GigaOm's Drew Clark makes a convincing case that Google is backing off of its stance as Net neutrality champion.
Clark quotes Google Senior Policy Counsel Andrew McLaughlin saying:
“Net neutrality will ultimately be solved by competition in the long-run,” describing fiber, broadband over power lines, and wireless efforts to crack “the existing telco-cable duopoly...Cutting the FCC out the picture would probably be a smart move. It is much better to think of this as an FTC or unfair competition type of problem.”
McLaughlin goes on to say that there's a pragmatic view as long as telecom companies charge more based on quality of service. As long as these telecom giants don't discriminate all charging more is ok.
Clark outlines the situation very well. The next logical question is why the switch--if it is indeed a switch?
My hunch: Google got smart about the business ramifications of Net neutrality. It also may realize that a Net neutrality law would only screw things up--not to mention hinder any Google plans to use competitive technologies, say broadband over powerlines or wireless.
For the record, I don't support a Net neutrality mandate largely because Congress will botch the legislation. It's a given. More importantly, Net neutrality regulation could freeze Internet development in it's current state--and that can't be good going forward.

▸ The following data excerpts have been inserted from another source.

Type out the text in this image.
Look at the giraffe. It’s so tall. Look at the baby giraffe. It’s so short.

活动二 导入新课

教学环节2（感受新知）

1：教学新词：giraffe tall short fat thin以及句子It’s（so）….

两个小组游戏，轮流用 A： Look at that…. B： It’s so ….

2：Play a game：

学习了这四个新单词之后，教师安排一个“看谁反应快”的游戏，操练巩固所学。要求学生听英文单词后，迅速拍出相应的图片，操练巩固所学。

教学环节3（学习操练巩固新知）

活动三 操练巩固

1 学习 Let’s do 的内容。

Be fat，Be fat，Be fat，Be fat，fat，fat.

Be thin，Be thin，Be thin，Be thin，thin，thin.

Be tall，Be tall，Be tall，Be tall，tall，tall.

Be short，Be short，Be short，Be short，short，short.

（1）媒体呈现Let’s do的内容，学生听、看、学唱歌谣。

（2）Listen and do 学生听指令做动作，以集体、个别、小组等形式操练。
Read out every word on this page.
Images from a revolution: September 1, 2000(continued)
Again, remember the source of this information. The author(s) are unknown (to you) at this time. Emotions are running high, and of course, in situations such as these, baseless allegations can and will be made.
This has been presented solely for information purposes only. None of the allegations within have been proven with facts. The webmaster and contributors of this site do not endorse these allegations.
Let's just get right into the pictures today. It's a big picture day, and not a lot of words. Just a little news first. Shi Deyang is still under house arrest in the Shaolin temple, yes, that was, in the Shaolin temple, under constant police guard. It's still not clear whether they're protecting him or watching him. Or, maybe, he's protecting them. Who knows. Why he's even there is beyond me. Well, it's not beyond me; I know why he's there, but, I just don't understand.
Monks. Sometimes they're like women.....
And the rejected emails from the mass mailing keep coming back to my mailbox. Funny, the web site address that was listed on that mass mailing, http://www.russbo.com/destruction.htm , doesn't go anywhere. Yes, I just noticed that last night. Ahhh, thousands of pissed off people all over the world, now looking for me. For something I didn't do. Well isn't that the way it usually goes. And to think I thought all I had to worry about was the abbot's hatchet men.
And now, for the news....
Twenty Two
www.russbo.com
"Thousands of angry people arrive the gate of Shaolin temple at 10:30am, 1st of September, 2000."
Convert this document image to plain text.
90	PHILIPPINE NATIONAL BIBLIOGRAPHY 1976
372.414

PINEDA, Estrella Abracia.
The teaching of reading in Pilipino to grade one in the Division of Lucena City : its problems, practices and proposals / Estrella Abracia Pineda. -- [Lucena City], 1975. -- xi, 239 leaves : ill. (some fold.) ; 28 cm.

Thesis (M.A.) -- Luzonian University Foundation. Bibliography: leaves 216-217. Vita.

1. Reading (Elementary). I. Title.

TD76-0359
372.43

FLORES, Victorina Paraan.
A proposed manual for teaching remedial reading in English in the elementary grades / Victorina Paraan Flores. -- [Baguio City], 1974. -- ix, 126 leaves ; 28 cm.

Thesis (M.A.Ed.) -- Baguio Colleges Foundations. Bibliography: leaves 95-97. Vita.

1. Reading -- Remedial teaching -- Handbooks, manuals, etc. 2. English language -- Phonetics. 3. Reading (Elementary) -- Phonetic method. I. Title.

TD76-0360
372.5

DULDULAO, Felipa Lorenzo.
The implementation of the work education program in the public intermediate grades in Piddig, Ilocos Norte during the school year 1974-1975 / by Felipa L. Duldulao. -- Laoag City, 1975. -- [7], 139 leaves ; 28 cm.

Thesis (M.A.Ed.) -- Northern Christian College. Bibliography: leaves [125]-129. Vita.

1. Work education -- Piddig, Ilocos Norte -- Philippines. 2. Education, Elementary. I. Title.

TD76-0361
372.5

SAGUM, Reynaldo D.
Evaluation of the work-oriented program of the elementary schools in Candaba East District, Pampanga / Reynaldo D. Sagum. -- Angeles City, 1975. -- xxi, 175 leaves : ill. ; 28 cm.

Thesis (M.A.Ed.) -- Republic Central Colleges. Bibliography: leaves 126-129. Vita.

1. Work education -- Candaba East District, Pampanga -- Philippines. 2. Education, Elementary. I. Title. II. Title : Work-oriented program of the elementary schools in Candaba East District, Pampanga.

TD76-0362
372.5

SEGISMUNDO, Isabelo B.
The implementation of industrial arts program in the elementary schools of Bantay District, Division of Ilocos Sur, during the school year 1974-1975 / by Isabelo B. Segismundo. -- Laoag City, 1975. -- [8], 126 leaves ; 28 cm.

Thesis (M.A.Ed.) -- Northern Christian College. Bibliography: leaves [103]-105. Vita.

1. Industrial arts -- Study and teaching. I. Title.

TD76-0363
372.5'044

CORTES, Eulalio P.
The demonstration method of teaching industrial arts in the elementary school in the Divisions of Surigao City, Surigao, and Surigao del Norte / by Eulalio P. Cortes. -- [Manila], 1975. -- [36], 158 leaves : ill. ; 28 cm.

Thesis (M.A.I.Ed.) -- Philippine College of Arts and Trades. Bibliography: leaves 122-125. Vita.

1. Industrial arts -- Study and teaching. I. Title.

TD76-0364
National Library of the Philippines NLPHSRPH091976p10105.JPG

There are unintended consequences to a Net neutrality law.
Bottom line: Net neutrality is complicated and pragmatism and competition will win the day. Knowledge@Wharton outlined some of the consequences of a Net neutrality law and roughly concluded that "mandating network neutrality could have adverse effects on Internet development and result in unforeseen consequences."
Maybe Google sees something we don't. Maybe Google, which is increasingly delivering video, wants to get access to those big fiber optic pipes to the house that Verizon will charge a premium for. Maybe Google sees a Net neutrality mandate as something that will limit its big plans for world domination. If Google is backing off--and it appears to be--there's a good reason.